Sunday, March 02, 2008

Bahrain as the Financial Capital

Sources: Economic Development of Bahrain (EDB)

Bahrain is solidifying its reputation as the financial capital of the Middle East by the unyielding formation of the Central Bank of Bahrain (CBB). In Bahrain alone, there are 340 financial institutions. These institutions include commercial banks, investment banks, leasing banks, insurance companies, fund managers, legal services, financial consultants, international regulatory agencies, and real estate investment trusts.
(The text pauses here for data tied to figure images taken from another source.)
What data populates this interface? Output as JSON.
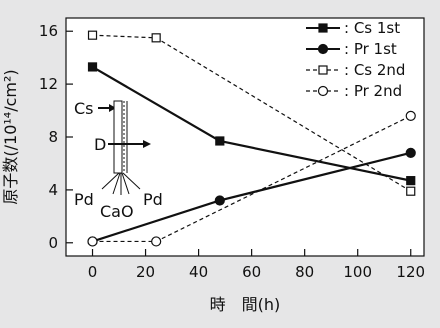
{
  "chart_data": {
    "type": "line",
    "xlabel": "時　間(h)",
    "ylabel": "原子数(/10¹⁴/cm²)",
    "xlim": [
      -10,
      125
    ],
    "ylim": [
      -1,
      17
    ],
    "xticks": [
      "0",
      "20",
      "40",
      "60",
      "80",
      "100",
      "120"
    ],
    "yticks": [
      "0",
      "4",
      "8",
      "12",
      "16"
    ],
    "grid": false,
    "legend_position": "top-right",
    "series": [
      {
        "name": ": Cs 1st",
        "marker": "square-filled",
        "line": "solid",
        "x": [
          0,
          48,
          120
        ],
        "y": [
          13.3,
          7.7,
          4.7
        ]
      },
      {
        "name": ": Pr  1st",
        "marker": "circle-filled",
        "line": "solid",
        "x": [
          0,
          48,
          120
        ],
        "y": [
          0.1,
          3.2,
          6.8
        ]
      },
      {
        "name": ": Cs 2nd",
        "marker": "square-open",
        "line": "dashed",
        "x": [
          0,
          24,
          120
        ],
        "y": [
          15.7,
          15.5,
          3.9
        ]
      },
      {
        "name": ": Pr  2nd",
        "marker": "circle-open",
        "line": "dashed",
        "x": [
          0,
          24,
          120
        ],
        "y": [
          0.1,
          0.1,
          9.6
        ]
      }
    ],
    "inset_labels": {
      "cs": "Cs",
      "d": "D",
      "pd_left": "Pd",
      "cao": "CaO",
      "pd_right": "Pd"
    }
  }
}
The CBB, which was formerly the Bahrain Monetary Agency, has played a major role in maintaining the reputation as the paramount banking and financial services center. It is widely recognized that the services provided by CBB surpass any other central bank in the Arab world. The CBB’s success in regulation, innovation, non-discriminatory treatment, license management, and operational excellence cannot be compared to any other financial institution in the Arab nation.

More recently, specialized agencies have been created in Bahrain. These specialized agencies make certain that the appropriate international regulations are being used and that these regulations also continue to help expand and develop the international financial industry. Some of these industries include Accounting and Auditing Organization for Islamic Financial Institutions (AAOIFI), the General Council for Islamic Banks and Financial Institutions, the International Islamic Financial Market, the Liquidity Management Centre, and the International Islamic Rating Agency.

In addition, Bahrain is the first country in the Gulf market to launch and establish the captive insurance market. It is also a major regional insurance and reinsurance center. Two major Islamic insurance companies are based in the center of Bahrain. Bahrain has continued to expand its solid reputation by constructing the Bahrain Financial Harbour. The construction for the project has reached $1.3 billion, but is well worth it for Bahrain to keep the position as the financial capital of the Middle East. This new development will create a unification of all financial services, including the Bahrain Stock Exchange and a new Bahrain International Insurance Centre.

Question: Are Bahrain’s financial institutions influenced by political pressure? If not—what influences affect the financial institutions?